There has also been an increase in the number of experts in cancer treatment – rising from 10 experts in 2012 to currently 40. The experts include oncologists, nurse oncologists, medical physicist and cardio therapists.

Commenting on the effort by the government to extend its services on breast cancer closer to the community, Dr Maguha Stephano, a Public Advocacy Specialist at the Ocean Road Cancer Institute, says the hospital dedicated a five days campaign in October specifically for dealing with people who attended the hospital for screenings and other breast cancer-related services.

She says the campaign started from 8th to 12th this month and was advertised through their social media platforms.
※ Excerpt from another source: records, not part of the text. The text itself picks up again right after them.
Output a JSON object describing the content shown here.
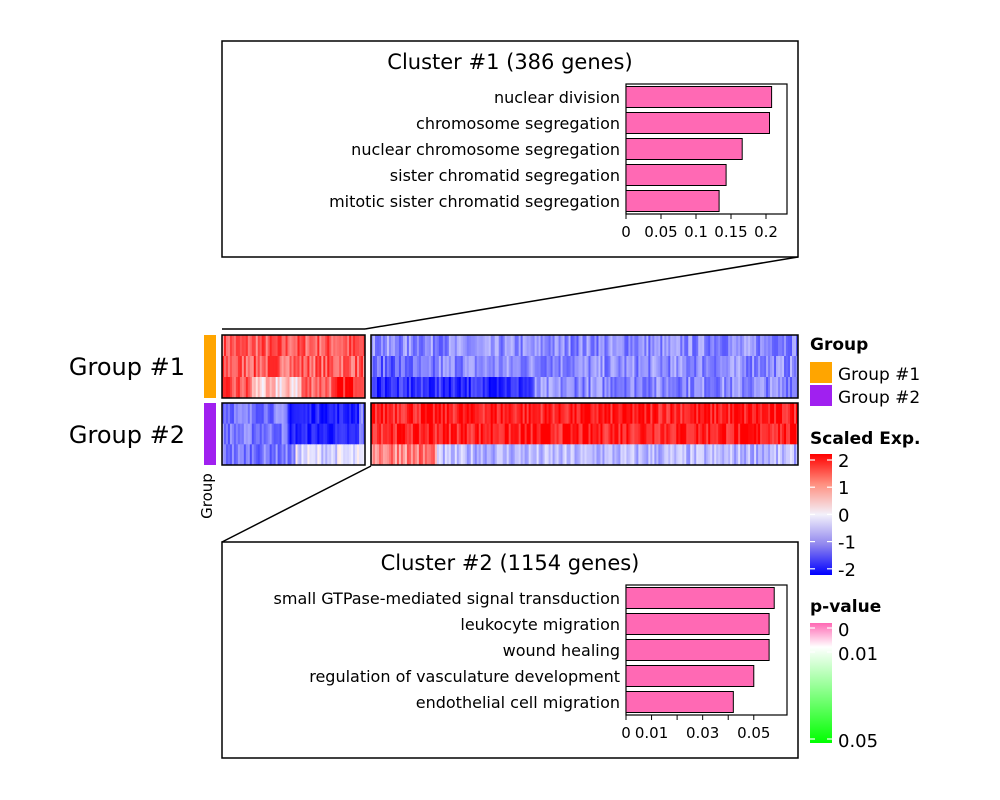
{
  "colors": {
    "group1": "#FFA500",
    "group2": "#A020F0",
    "bar": "#FF69B4",
    "high": "#FF0000",
    "mid": "#FFFFFF",
    "low": "#0000FF",
    "pvalue_low": "#FF69B4",
    "pvalue_high": "#00FF00"
  },
  "heatmap": {
    "row_labels": [
      "Group #1",
      "Group #2"
    ],
    "annotation_axis_label": "Group"
  },
  "legends": {
    "group": {
      "title": "Group",
      "items": [
        {
          "label": "Group #1",
          "color": "#FFA500"
        },
        {
          "label": "Group #2",
          "color": "#A020F0"
        }
      ]
    },
    "scaled_exp": {
      "title": "Scaled Exp.",
      "ticks": [
        "2",
        "1",
        "0",
        "-1",
        "-2"
      ]
    },
    "pvalue": {
      "title": "p-value",
      "ticks": [
        "0",
        "0.01",
        "0.05"
      ]
    }
  },
  "chart_data": [
    {
      "type": "bar",
      "orientation": "horizontal",
      "title": "Cluster #1 (386 genes)",
      "categories": [
        "nuclear division",
        "chromosome segregation",
        "nuclear chromosome segregation",
        "sister chromatid segregation",
        "mitotic sister chromatid segregation"
      ],
      "values": [
        0.208,
        0.205,
        0.166,
        0.143,
        0.133
      ],
      "xlim": [
        0,
        0.23
      ],
      "xticks": [
        "0",
        "0.05",
        "0.1",
        "0.15",
        "0.2"
      ],
      "xtick_values": [
        0,
        0.05,
        0.1,
        0.15,
        0.2
      ]
    },
    {
      "type": "bar",
      "orientation": "horizontal",
      "title": "Cluster #2 (1154 genes)",
      "categories": [
        "small GTPase-mediated signal transduction",
        "leukocyte migration",
        "wound healing",
        "regulation of vasculature development",
        "endothelial cell migration"
      ],
      "values": [
        0.058,
        0.056,
        0.056,
        0.05,
        0.042
      ],
      "xlim": [
        0,
        0.063
      ],
      "xticks": [
        "0",
        "0.01",
        "0.03",
        "0.05"
      ],
      "xtick_values": [
        0,
        0.01,
        0.03,
        0.05
      ],
      "minor_tick_values": [
        0.02,
        0.04
      ]
    }
  ]
}
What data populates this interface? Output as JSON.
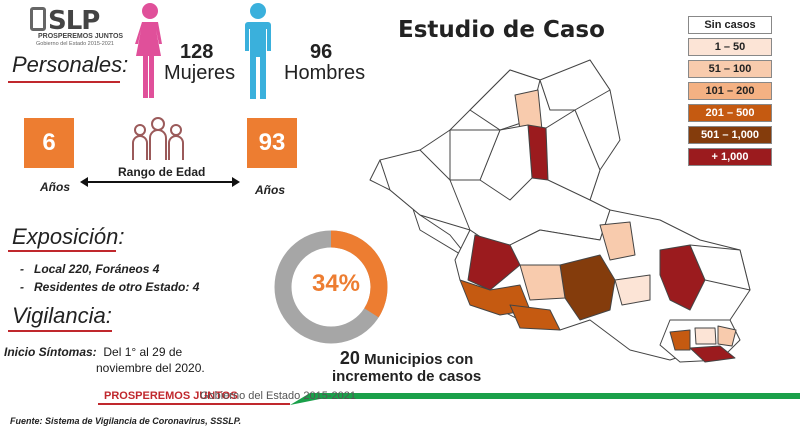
{
  "logo": {
    "name": "SLP",
    "line1": "PROSPEREMOS JUNTOS",
    "line2": "Gobierno del Estado 2015-2021"
  },
  "personales": {
    "heading": "Personales:",
    "mujeres": {
      "count": "128",
      "label": "Mujeres",
      "color": "#e0509a"
    },
    "hombres": {
      "count": "96",
      "label": "Hombres",
      "color": "#3ab0dc"
    }
  },
  "edad": {
    "min": "6",
    "max": "93",
    "min_label": "Años",
    "max_label": "Años",
    "rango_label": "Rango de Edad"
  },
  "exposicion": {
    "heading": "Exposición:",
    "items": [
      "Local  220, Foráneos 4",
      "Residentes de otro Estado: 4"
    ]
  },
  "vigilancia": {
    "heading": "Vigilancia:",
    "inicio_label": "Inicio Síntomas:",
    "inicio_text": "Del 1° al 29 de",
    "inicio_text2": "noviembre del 2020."
  },
  "donut": {
    "percent_label": "34%",
    "percent": 34,
    "fill_color": "#ed7d31",
    "rest_color": "#a6a6a6"
  },
  "mapa": {
    "title": "Estudio de Caso",
    "incremento_num": "20",
    "incremento_line1": "Municipios con",
    "incremento_line2": "incremento de casos"
  },
  "legend": [
    {
      "label": "Sin casos",
      "color": "#ffffff",
      "text_color": "#222222"
    },
    {
      "label": "1 – 50",
      "color": "#fce4d6",
      "text_color": "#222222"
    },
    {
      "label": "51 – 100",
      "color": "#f8cbad",
      "text_color": "#222222"
    },
    {
      "label": "101 – 200",
      "color": "#f4b183",
      "text_color": "#222222"
    },
    {
      "label": "201 – 500",
      "color": "#c55a11",
      "text_color": "#ffffff"
    },
    {
      "label": "501 – 1,000",
      "color": "#843c0c",
      "text_color": "#ffffff"
    },
    {
      "label": "+ 1,000",
      "color": "#9b1b1e",
      "text_color": "#ffffff"
    }
  ],
  "footer": {
    "prosperemos": "PROSPEREMOS JUNTOS",
    "gobierno": "Gobierno del Estado 2015-2021",
    "fuente": "Fuente: Sistema de Vigilancia de Coronavirus, SSSLP.",
    "red": "#c0282d",
    "green": "#1aa04a"
  }
}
The doctor further reveals that they received great response from many people who showed up for different types of cancer treatment.

Those who attended were educated on how to deal with breast cancer and were sensitised on the importance of early detection.

“The discussion would go around cancer symptoms, how to do self screenings, the importance of early treatment, how to go about the treatment and we also gave room for questions and answers,” she says.

In a day they would receive roughly 300 women a day. She calls upon other women to keep on visiting hospitals for screenings and other information on cancer. While breast cancer is largely a female disease, breast cancer does affect men. Around 350 men are diagnosed with the disease each year according to WHO.